The club consists of roughly 50 students, with an average of 20 attending each meeting. During the informal meetings more experienced knitters help novices knit in a relaxing atmosphere.
“My junior year I started knitting because junior year is super stressful and I needed something to relax and take my mind off things, and it became a hobby that I really enjoy.” Keough said. Keough created the club her senior year to spread her hobby.
But mindfulness can be instilled at an early age. With that in mind, Lower School is implementing organized activities to help young girls improve mindfulness to succeed in school and life as a whole.
Randal Rhodus, Head of Lower School, said that mindfulness curriculums are appearing in schools frequently, specifically to teach children how thinking about their emotions can help them in the classroom.
“Mindfulness techniques can be used in all types of situations.” Rhodus said. “Learning these techniques is especially important for younger children who don’t have all the skills to regulate their emotions.”
The Lower School faculty is incorporating mindfulness curriculum into the classroom this year. They are teaching students how their brains work and where their emotions come from.

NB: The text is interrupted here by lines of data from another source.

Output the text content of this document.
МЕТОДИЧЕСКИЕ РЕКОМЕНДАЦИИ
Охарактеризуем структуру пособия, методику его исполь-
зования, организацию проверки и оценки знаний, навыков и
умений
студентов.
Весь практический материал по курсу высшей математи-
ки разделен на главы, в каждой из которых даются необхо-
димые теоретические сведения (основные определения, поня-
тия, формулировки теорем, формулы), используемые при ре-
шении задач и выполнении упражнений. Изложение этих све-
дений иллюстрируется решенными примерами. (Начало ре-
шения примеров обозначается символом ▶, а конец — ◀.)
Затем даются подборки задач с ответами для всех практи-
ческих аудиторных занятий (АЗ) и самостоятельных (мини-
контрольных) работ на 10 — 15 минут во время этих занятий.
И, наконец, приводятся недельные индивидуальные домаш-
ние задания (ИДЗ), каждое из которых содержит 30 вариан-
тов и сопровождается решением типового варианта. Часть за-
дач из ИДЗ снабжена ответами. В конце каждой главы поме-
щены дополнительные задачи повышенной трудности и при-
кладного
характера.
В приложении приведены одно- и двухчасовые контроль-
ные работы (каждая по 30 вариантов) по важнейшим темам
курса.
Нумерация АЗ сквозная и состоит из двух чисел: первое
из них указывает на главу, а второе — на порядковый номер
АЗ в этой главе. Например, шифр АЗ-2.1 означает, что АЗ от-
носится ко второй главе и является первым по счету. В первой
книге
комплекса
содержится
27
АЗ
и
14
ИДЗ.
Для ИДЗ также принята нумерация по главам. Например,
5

To give more structure to the program, Lower School counselor Susan Hawthorne comes into each homeroom weekly to discuss mindfulness with students and strategies to “find calm” through meditation and breathing techniques.
“It’s extremely important for these girls to find time to relax.” Hawthorne said.
Hawthorne focuses on relaxation techniques like deep breathing, yoga chimes and body scans, in which one focuses on relaxing the body from head to toe.
She began implementing these techniques three years ago when she noticed girls were tired but had trouble falling asleep. Now, some students say they listen to relaxing sounds and music they hear in class before they go to bed.
Hawthorne said mindfulness can “simply be working on breathing and relaxing your body to clear your mind and help focus and concentrate.”
Lower School classrooms are now equipped with “take a break” spaces and mindfulness baskets, which contain products such as glitter jars and other kinesthetic devices that can alleviate stress, and students can use these spaces during class when they need to relax. Teachers also use a website, calm.com, to play relaxing music and sounds after breaks like recess and lunch.
“I think that all of us in today’s society are going so fast, there’s so much in our surroundings that distract us, so many activities, that the only time we really settle and relax is right before we go to bed, so my hope is to help the girls just be in the present and stay mindful,” Hawthorne said.